The town’s library required cooperation of the county’s library district, the county, the Eagle Valley Clinic and the town. And the town was part of a big team that closed the deal on Sylvan Lake State Park. That effort involved the cooperation of the state, the county, a nonprofit group, the town and, property seller Fred Kummer.
Perhaps closest to Deane’s heart, though, is the prospect of a new medical center, a joint project of Valley View Hospital in Glenwood Springs and Vail Valley Medical Center. “Valley View and Vail Valley have been competing for years,” said Deane, who manages the Eagle Valley Medical Center, which is associated with Valley View. “It’s exciting to see this project coming together.”
All those projects were big, said Deane, but, “None of those things could have been done with just one person or one entity.”
“Those things have been the most fun for me. It’s by far the most complicated thing we do, but it’s the most satisfying because you get to really see the results of what you’ve done,” she said.
Deane is actually finishing her third term on the town board. She served from 1992 to 1996 as a trustee, then ran for mayor in 1996 when former Mayor Bill Cunningham announced his retirement. “I thought, ‘I can do this,'” she said.
And, by the accounts of her colleagues, she’s done well. “I can’t even start to talk about Roxie,” said Stavney, who will run for mayor this spring. “She’s just been great.”

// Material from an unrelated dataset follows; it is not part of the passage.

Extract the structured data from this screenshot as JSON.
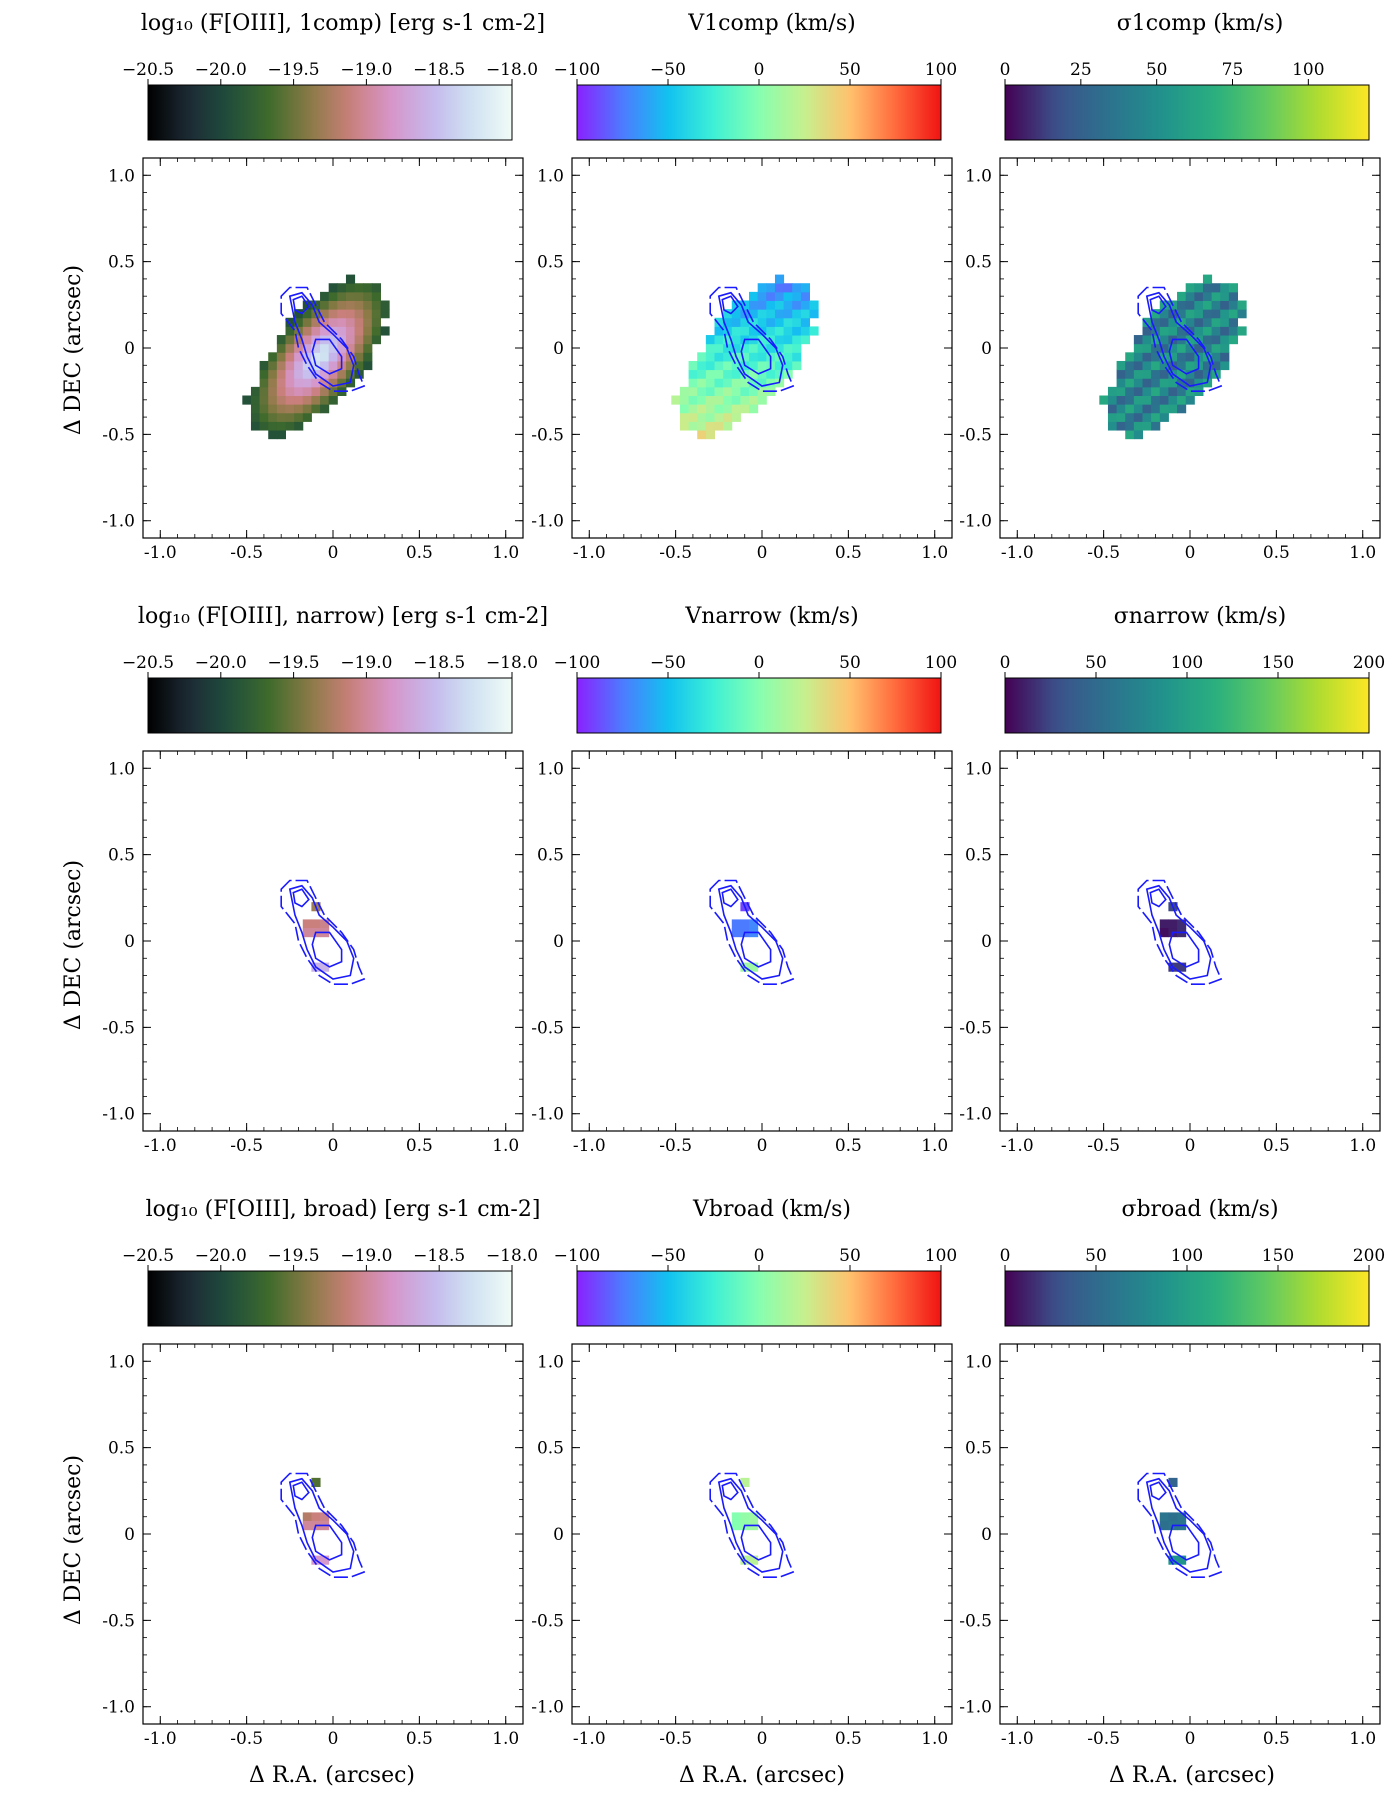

Boyd said she agreed. “The thing about Roxie is she has the rare ability to treat people respectfully. Even if she doesn’t vote the way they want, she can disagree, but maintain her civility,” Boyd said.
Like her colleagues, Deane said this board has been enjoyable to work on because it’s a good group of people. While last fall’s controversy over Tract O at Eagle Ranch was contentious, “Two weeks later we were all fine and ready to start on the next thing,” she said.

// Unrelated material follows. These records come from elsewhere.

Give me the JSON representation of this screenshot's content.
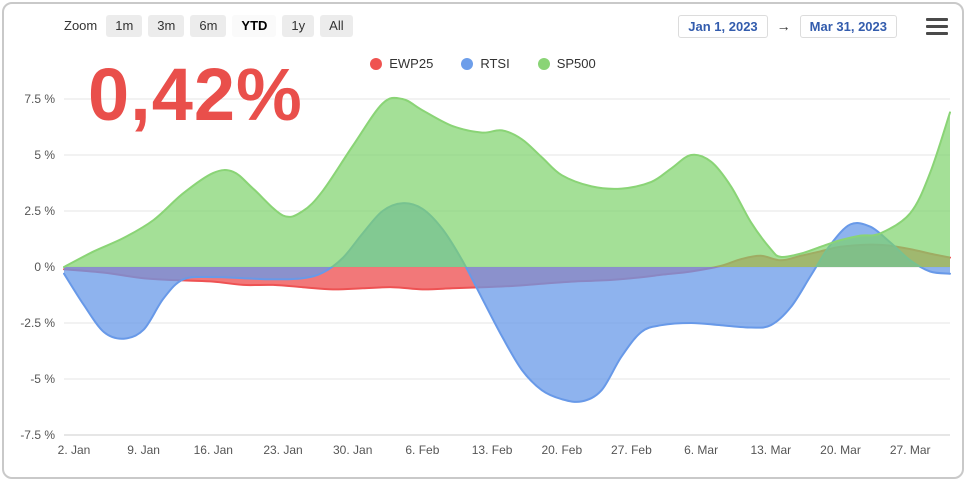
{
  "toolbar": {
    "zoom_label": "Zoom",
    "buttons": [
      {
        "label": "1m",
        "selected": false
      },
      {
        "label": "3m",
        "selected": false
      },
      {
        "label": "6m",
        "selected": false
      },
      {
        "label": "YTD",
        "selected": true
      },
      {
        "label": "1y",
        "selected": false
      },
      {
        "label": "All",
        "selected": false
      }
    ],
    "range_start": "Jan 1, 2023",
    "range_end": "Mar 31, 2023",
    "arrow": "→",
    "date_color": "#335cad"
  },
  "big_value": {
    "text": "0,42%",
    "color": "#e94f4b"
  },
  "chart_data": {
    "type": "area",
    "title": "",
    "threshold": 0,
    "grid": "horizontal",
    "legend_position": "top-center",
    "ylim": [
      -7.5,
      7.5
    ],
    "x_range_days": [
      0,
      89
    ],
    "x_unit": "days since Jan 1, 2023",
    "y_ticks": [
      {
        "value": 7.5,
        "label": "7.5 %"
      },
      {
        "value": 5,
        "label": "5 %"
      },
      {
        "value": 2.5,
        "label": "2.5 %"
      },
      {
        "value": 0,
        "label": "0 %"
      },
      {
        "value": -2.5,
        "label": "-2.5 %"
      },
      {
        "value": -5,
        "label": "-5 %"
      },
      {
        "value": -7.5,
        "label": "-7.5 %"
      }
    ],
    "x_ticks": [
      {
        "day": 1,
        "label": "2. Jan"
      },
      {
        "day": 8,
        "label": "9. Jan"
      },
      {
        "day": 15,
        "label": "16. Jan"
      },
      {
        "day": 22,
        "label": "23. Jan"
      },
      {
        "day": 29,
        "label": "30. Jan"
      },
      {
        "day": 36,
        "label": "6. Feb"
      },
      {
        "day": 43,
        "label": "13. Feb"
      },
      {
        "day": 50,
        "label": "20. Feb"
      },
      {
        "day": 57,
        "label": "27. Feb"
      },
      {
        "day": 64,
        "label": "6. Mar"
      },
      {
        "day": 71,
        "label": "13. Mar"
      },
      {
        "day": 78,
        "label": "20. Mar"
      },
      {
        "day": 85,
        "label": "27. Mar"
      }
    ],
    "legend": [
      {
        "label": "EWP25",
        "color": "#ef5350"
      },
      {
        "label": "RTSI",
        "color": "#6d9eea"
      },
      {
        "label": "SP500",
        "color": "#8ad476"
      }
    ],
    "series": [
      {
        "name": "EWP25",
        "color": "#ee5253",
        "fill": "rgba(238,82,83,0.78)",
        "points": [
          [
            0,
            -0.1
          ],
          [
            4,
            -0.25
          ],
          [
            8,
            -0.5
          ],
          [
            12,
            -0.6
          ],
          [
            15,
            -0.65
          ],
          [
            18,
            -0.8
          ],
          [
            21,
            -0.8
          ],
          [
            24,
            -0.9
          ],
          [
            27,
            -1.0
          ],
          [
            30,
            -0.95
          ],
          [
            33,
            -0.9
          ],
          [
            36,
            -1.0
          ],
          [
            39,
            -0.95
          ],
          [
            42,
            -0.9
          ],
          [
            45,
            -0.85
          ],
          [
            48,
            -0.75
          ],
          [
            51,
            -0.65
          ],
          [
            54,
            -0.6
          ],
          [
            57,
            -0.5
          ],
          [
            60,
            -0.35
          ],
          [
            63,
            -0.2
          ],
          [
            66,
            0.05
          ],
          [
            68,
            0.35
          ],
          [
            70,
            0.5
          ],
          [
            72,
            0.3
          ],
          [
            74,
            0.5
          ],
          [
            76,
            0.7
          ],
          [
            78,
            0.9
          ],
          [
            81,
            1.0
          ],
          [
            83,
            0.95
          ],
          [
            85,
            0.8
          ],
          [
            87,
            0.6
          ],
          [
            89,
            0.42
          ]
        ]
      },
      {
        "name": "RTSI",
        "color": "#6899e8",
        "fill": "rgba(104,153,232,0.75)",
        "points": [
          [
            0,
            -0.3
          ],
          [
            2,
            -1.7
          ],
          [
            4,
            -2.9
          ],
          [
            6,
            -3.2
          ],
          [
            8,
            -2.8
          ],
          [
            10,
            -1.4
          ],
          [
            12,
            -0.55
          ],
          [
            15,
            -0.45
          ],
          [
            18,
            -0.5
          ],
          [
            21,
            -0.55
          ],
          [
            24,
            -0.5
          ],
          [
            26,
            -0.25
          ],
          [
            28,
            0.4
          ],
          [
            30,
            1.5
          ],
          [
            32,
            2.5
          ],
          [
            34,
            2.85
          ],
          [
            36,
            2.6
          ],
          [
            38,
            1.7
          ],
          [
            40,
            0.3
          ],
          [
            42,
            -1.4
          ],
          [
            44,
            -3.1
          ],
          [
            46,
            -4.6
          ],
          [
            48,
            -5.5
          ],
          [
            50,
            -5.9
          ],
          [
            52,
            -6.0
          ],
          [
            54,
            -5.5
          ],
          [
            56,
            -4.0
          ],
          [
            58,
            -2.9
          ],
          [
            60,
            -2.6
          ],
          [
            63,
            -2.5
          ],
          [
            66,
            -2.6
          ],
          [
            69,
            -2.7
          ],
          [
            71,
            -2.6
          ],
          [
            73,
            -1.8
          ],
          [
            75,
            -0.4
          ],
          [
            77,
            1.0
          ],
          [
            79,
            1.9
          ],
          [
            81,
            1.8
          ],
          [
            83,
            1.1
          ],
          [
            85,
            0.3
          ],
          [
            87,
            -0.2
          ],
          [
            89,
            -0.3
          ]
        ]
      },
      {
        "name": "SP500",
        "color": "#8ad476",
        "fill": "rgba(126,211,107,0.7)",
        "points": [
          [
            0,
            0.0
          ],
          [
            3,
            0.7
          ],
          [
            6,
            1.3
          ],
          [
            9,
            2.1
          ],
          [
            12,
            3.3
          ],
          [
            15,
            4.2
          ],
          [
            17,
            4.25
          ],
          [
            19,
            3.5
          ],
          [
            22,
            2.3
          ],
          [
            24,
            2.5
          ],
          [
            26,
            3.4
          ],
          [
            29,
            5.4
          ],
          [
            32,
            7.3
          ],
          [
            34,
            7.5
          ],
          [
            36,
            7.0
          ],
          [
            39,
            6.3
          ],
          [
            42,
            6.0
          ],
          [
            44,
            6.1
          ],
          [
            46,
            5.7
          ],
          [
            48,
            4.9
          ],
          [
            50,
            4.1
          ],
          [
            53,
            3.6
          ],
          [
            56,
            3.5
          ],
          [
            59,
            3.8
          ],
          [
            61,
            4.4
          ],
          [
            63,
            5.0
          ],
          [
            65,
            4.7
          ],
          [
            67,
            3.6
          ],
          [
            69,
            2.0
          ],
          [
            71,
            0.8
          ],
          [
            72,
            0.45
          ],
          [
            74,
            0.6
          ],
          [
            76,
            0.9
          ],
          [
            78,
            1.2
          ],
          [
            80,
            1.4
          ],
          [
            82,
            1.5
          ],
          [
            85,
            2.4
          ],
          [
            87,
            4.2
          ],
          [
            89,
            6.9
          ]
        ]
      }
    ]
  }
}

While Deane is ready to hand over her gavel, she said she does want to see one more project finished before she leaves. Town administrators are now working on a community survey that will ask residents for their opinions on a host of issues.
“It’s real important to see what the community wants,” Deane said. Community attitudes will be especially important as the next town board moves forward with the Red Mountain Ranch project, she said.

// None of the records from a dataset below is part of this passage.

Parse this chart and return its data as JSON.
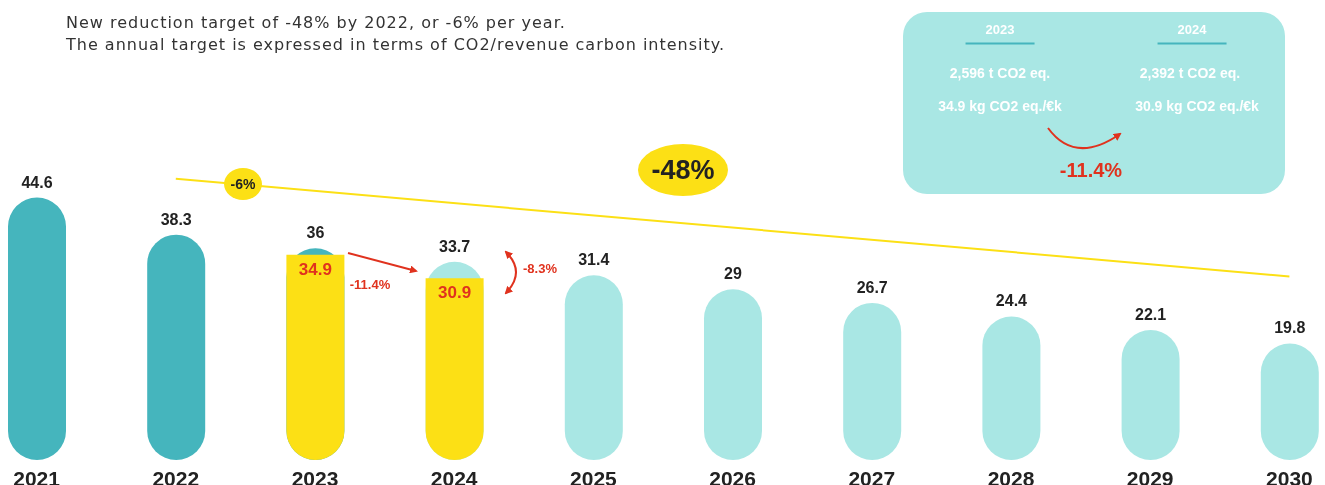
{
  "chart_data": {
    "type": "bar",
    "title": "New reduction target of -48% by 2022, or -6% per year.",
    "subtitle": "The annual target is expressed in terms of CO2/revenue carbon intensity.",
    "categories": [
      "2021",
      "2022",
      "2023",
      "2024",
      "2025",
      "2026",
      "2027",
      "2028",
      "2029",
      "2030"
    ],
    "series": [
      {
        "colors": [
          "#45b5bd",
          "#45b5bd",
          "#45b5bd",
          "#a9e7e4",
          "#a9e7e4",
          "#a9e7e4",
          "#a9e7e4",
          "#a9e7e4",
          "#a9e7e4",
          "#a9e7e4"
        ],
        "values": [
          44.6,
          38.3,
          36,
          33.7,
          31.4,
          29,
          26.7,
          24.4,
          22.1,
          19.8
        ],
        "value_labels": [
          "44.6",
          "38.3",
          "36",
          "33.7",
          "31.4",
          "29",
          "26.7",
          "24.4",
          "22.1",
          "19.8"
        ]
      },
      {
        "color": "#fce015",
        "values": [
          null,
          null,
          34.9,
          30.9,
          null,
          null,
          null,
          null,
          null,
          null
        ],
        "value_labels": [
          null,
          null,
          "34.9",
          "30.9",
          null,
          null,
          null,
          null,
          null,
          null
        ]
      },
      {
        "type": "line",
        "color": "#fce015",
        "values": [
          null,
          47.8,
          null,
          null,
          null,
          null,
          null,
          null,
          null,
          31.2
        ]
      }
    ],
    "annotations": [
      "-6%",
      "-48%",
      "-11.4%",
      "-8.3%",
      "2023",
      "2024",
      "2,596 t CO2 eq.",
      "2,392 t CO2 eq.",
      "34.9 kg CO2 eq./€k",
      "30.9 kg CO2 eq./€k",
      "-11.4%"
    ]
  }
}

“If people say they don’t want big boxes, but they go shopping in Glenwood or Avon twice a week, we need to consider that,” Deane said.
With that big project looming, Deane said she hopes the next board can use the lessons learned over the past few years, especially about working together.
“It’s taken years, but Eagle, Gypsum and WECMRD finally realize we don’t need to build duplicate facilities,” she said. “It’s just too expensive to go it alone.”